国際原油、米・イラン交渉の膠着で反発 ホルムズ海峡の緊張再燃
Suehyeon Lee
期間別予測トレンドレポート



国際原油価格は、米国とイランの交渉を巡る先行き不透明感が改めて意識され、反発した。
5月27日、ブルームバーグによると、北海ブレント原油は1バレル=96ドル台を回復し、米国産標準油種のWTI(ウエスト・テキサス・インターミディエート)は90ドル近辺で取引された。国際原油価格は前日に5%超下落した後、上昇に転じた。
トランプ米大統領は同日の交渉状況について「満足していない(not satisfied)」と語った。ホワイトハウスも、イランとオマーンがホルムズ海峡の運営を共同管理する内容の合意草案があるとするイラン側の報道を否定した。
ロイターは米当局者の話として、米国が最近、ホルムズ海峡の通航や米軍に脅威となるイラン国内の標的に追加空爆を実施したと伝えた。米国は今週初めにもホルムズ海峡周辺を攻撃している。
現在の交渉では、イランの核開発計画とホルムズ海峡の統制権が主要な争点になっている。ホルムズ海峡は足元で、米国とイラン双方の封鎖措置により、事実上の限定運用が続いている。
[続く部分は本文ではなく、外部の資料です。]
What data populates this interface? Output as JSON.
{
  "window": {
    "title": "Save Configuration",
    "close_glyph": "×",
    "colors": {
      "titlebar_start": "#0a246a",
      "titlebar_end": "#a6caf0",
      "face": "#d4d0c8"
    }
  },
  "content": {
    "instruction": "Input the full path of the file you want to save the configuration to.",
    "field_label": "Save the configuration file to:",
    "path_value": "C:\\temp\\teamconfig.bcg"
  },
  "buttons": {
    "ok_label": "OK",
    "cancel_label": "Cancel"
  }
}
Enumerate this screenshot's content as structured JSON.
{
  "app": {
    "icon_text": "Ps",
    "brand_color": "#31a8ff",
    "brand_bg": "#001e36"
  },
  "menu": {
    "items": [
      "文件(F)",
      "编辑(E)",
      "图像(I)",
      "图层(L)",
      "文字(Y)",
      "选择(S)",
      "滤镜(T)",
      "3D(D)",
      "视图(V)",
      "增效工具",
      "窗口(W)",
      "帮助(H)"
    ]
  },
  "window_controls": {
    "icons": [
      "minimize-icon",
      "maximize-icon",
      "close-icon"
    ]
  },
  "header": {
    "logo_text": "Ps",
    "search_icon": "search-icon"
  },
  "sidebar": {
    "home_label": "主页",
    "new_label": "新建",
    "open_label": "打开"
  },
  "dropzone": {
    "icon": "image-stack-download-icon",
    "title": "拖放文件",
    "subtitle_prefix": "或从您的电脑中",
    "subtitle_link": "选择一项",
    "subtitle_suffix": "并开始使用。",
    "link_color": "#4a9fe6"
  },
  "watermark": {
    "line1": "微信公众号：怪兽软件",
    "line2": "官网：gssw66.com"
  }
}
ペッパーストーンのリサーチ責任者、クリス・ウェストン(Chris Weston)氏は、市場が足元で交渉妥結の可能性にやや楽観的に賭けていると分析した。そのうえで、双方が交渉の席を立つ可能性もなお重要なリスクだと指摘した。
一方、米石油協会(API)は、先週の米原油在庫が約280万バレル減少したと発表した。オクラホマ州クッシング地区の在庫も減少した。
ラボバンクのエネルギー戦略家、ジョー・デローラ(Joe DeLaura)氏は、足元の市場は過度に安易だと警告した。中国の原油輸入が再び拡大すれば、石油製品価格が急騰する可能性があると付け加えた。